Second, try to avoid conventional outside investors because, as Tobias puts it, the kind of geezer with 60 grand to spare is likely to be more profit-orientated than you are.
The Dusty Knuckle has had important help from charities but still has no external investors, mainly because its three founders worked awful hours in stressful conditions for years on end — for £800 a month or less.
This reminds me of a successful green energy businessman I know who likes to say that being an entrepreneur is a joy when all goes well, but is otherwise like getting up each day and having to drink a cup of cold sick.
Tobias and his partners paid themselves nothing when they started the business, and worked second and third jobs before a 2014 charity prize win gave them the rent-free but uninsulated shipping container.
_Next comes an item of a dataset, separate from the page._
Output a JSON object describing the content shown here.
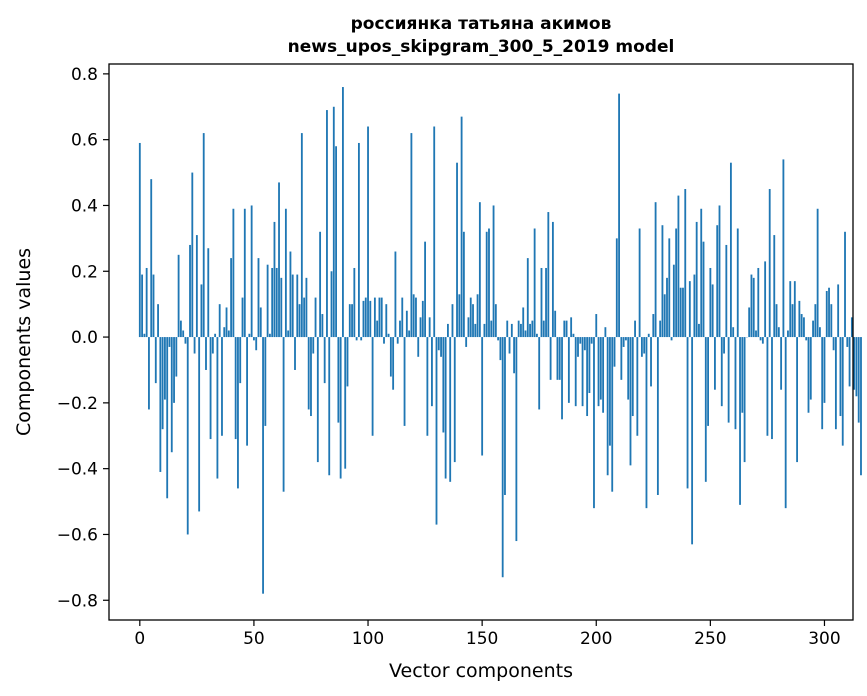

For three years — with new babies at home in the case of Tobias and Oliver — they worked through the night to make bread and in winter temperatures so icy it was a struggle to get the dough to rise.
“It was just carnage,” says Tobias. “All of us have got quite traumatic memories of that time.”
Still, the founders were buoyed by something they did early on that helped: find people who had already done what The Dusty Knuckle was aiming to achieve.
That included James Timpson, who employed hundreds of ex-offenders at his family’s eponymous retail chain before becoming prisons minister this year.
Tobias says Timpson gave helpful advice on funding (there were agencies that would help) and resources the business would need to find and hire ex-offenders.
Ultimately though, any successful enterprise needs something no advice can deliver: pluck.
The Knuckle partners were repeatedly warned not to take out a lease on a second property during the risky months of the pandemic but they went ahead anyway and were soon marching on to greater expansion.
It was another horribly stressful time, says Tobias. “But it also transformed our business.”